Standard testing methods and procedures

The standard testing process begins with rigorous sample preparation. The tested battery or system needs to be placed in a designated temperature and humidity environment to achieve stable state. All key measuring instruments should be calibrated and environmental conditions recorded before testing. The specific testing steps strictly follow the standard process: for example, when conducting a cycle life test, the initial capacity is first measured under standard conditions, and then hundreds to thousands of cycles are carried out according to the prescribed charging and discharging system (such as 1C constant current constant voltage charging, 1C constant current discharging), and the capacity is calibrated regularly to evaluate attenuation.

The security testing process is more standardized. Taking thermal abuse testing as an example, the battery needs to be placed in a temperature chamber and heated to the target temperature (such as 130 ° C) at a specified heating rate (such as 5 ° C/min) for a certain period of time. The surface temperature, voltage, and whether there is a fire or explosion of the battery should be monitored throughout the process. Each step of the operation requires synchronous and complete recording of the original data, and any abnormal phenomena need to be recorded with the assistance of image data.
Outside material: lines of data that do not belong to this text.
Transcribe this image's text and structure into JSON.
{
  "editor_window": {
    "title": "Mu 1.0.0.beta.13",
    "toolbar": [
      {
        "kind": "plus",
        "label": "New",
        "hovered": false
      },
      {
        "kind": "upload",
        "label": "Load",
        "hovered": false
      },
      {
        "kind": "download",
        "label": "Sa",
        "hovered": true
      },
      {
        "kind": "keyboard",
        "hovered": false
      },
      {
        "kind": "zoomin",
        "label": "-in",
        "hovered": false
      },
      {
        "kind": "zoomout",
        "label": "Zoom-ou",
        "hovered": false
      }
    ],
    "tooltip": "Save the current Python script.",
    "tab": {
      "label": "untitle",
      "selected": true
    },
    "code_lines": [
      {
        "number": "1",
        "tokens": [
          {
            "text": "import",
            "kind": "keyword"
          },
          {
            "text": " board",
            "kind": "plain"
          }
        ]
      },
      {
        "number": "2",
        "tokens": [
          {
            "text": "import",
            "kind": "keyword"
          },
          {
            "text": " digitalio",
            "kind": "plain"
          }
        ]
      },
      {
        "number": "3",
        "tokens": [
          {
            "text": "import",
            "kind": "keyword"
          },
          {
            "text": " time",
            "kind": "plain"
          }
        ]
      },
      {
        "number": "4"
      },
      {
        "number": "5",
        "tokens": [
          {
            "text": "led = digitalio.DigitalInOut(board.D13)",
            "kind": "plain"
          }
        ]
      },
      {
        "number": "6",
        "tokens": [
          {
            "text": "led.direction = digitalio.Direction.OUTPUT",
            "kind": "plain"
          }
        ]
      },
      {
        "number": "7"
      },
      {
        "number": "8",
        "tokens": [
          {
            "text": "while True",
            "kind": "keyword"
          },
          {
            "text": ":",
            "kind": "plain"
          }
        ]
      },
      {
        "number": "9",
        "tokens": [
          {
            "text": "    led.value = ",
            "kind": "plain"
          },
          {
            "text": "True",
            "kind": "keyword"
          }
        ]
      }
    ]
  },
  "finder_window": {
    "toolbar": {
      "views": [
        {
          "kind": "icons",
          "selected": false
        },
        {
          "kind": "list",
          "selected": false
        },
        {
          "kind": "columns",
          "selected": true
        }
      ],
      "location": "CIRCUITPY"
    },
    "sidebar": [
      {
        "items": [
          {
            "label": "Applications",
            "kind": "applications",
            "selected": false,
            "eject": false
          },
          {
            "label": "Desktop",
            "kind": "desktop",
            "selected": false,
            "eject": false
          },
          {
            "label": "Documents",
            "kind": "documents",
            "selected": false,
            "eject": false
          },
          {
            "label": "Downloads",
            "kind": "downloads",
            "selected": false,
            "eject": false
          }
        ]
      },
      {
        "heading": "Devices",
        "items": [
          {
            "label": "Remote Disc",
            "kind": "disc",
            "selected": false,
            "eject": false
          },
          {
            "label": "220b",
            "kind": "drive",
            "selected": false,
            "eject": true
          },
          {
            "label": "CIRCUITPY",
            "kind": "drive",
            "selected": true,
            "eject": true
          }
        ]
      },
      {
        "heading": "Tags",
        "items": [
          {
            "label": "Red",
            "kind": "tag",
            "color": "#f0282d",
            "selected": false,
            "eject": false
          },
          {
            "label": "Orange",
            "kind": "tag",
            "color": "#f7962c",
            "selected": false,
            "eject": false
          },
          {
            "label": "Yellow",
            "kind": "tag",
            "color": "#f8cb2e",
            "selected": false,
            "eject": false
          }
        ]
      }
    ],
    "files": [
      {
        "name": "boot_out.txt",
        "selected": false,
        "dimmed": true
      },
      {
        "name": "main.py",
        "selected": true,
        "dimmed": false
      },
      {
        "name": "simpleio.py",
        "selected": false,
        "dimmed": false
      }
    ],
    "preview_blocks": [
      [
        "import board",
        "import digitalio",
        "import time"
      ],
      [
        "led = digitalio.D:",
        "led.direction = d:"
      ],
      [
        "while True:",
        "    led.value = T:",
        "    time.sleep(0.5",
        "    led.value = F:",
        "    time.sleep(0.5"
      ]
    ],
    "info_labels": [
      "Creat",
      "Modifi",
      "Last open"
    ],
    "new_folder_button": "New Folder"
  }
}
After the test is completed, the sample needs to be fully observed and necessary disassembly and analysis should be carried out.

Related technical standards and specifications

A series of technical standards have been established both domestically and internationally to guide the testing of lithium-ion batteries for power storage. International standards mainly include IEC62619 (including safety requirements), IEC61427-1, etc. The domestic standard system is more comprehensive, and the mandatory safety standard GB/T36276 is the foundation and core, which specifies in detail the electrical performance, safety performance, and cycle life requirements of energy storage batteries. The corresponding GB/T34131 specifies the electrical safety and electromagnetic compatibility testing methods for energy storage systems.

In addition, standards such as NB/T42091 and GB/T38031 have also put forward requirements for testing from different perspectives. These standards and specifications together constitute the technical basis for testing work, ensuring the consistency of testing methods and comparability of results between different laboratories and products. They are important technical guidelines for product access, quality supervision, and international trade.

Evaluation criteria for test results

The evaluation of the test results is strictly based on the limits or requirements specified in the relevant standards. For example, in overcharge testing, the standard may require the battery to "not ignite or explode"; In the cycle life test, it is required that the capacity retention rate of the battery after a specified number of cycles is not less than 80% of the initial value. When evaluating, it is necessary to comprehensively consider all test data and observed phenomena: the electrical performance data needs to analyze its attenuation trend and consistency; The safety test results are based on whether the preset failure criteria (such as flame, explosion, leakage, voltage drop, etc.) are triggered.

The final testing report should clearly include sample information, testing basis, testing conditions, detailed process data and curves, observed phenomena, clear conclusions, and necessary test photos or video screenshots. The conclusion should clarify whether each test result meets the standard requirements, and provide a comprehensive level assessment or risk warning for overall performance and safety, providing direct and accurate decision-making basis for the client.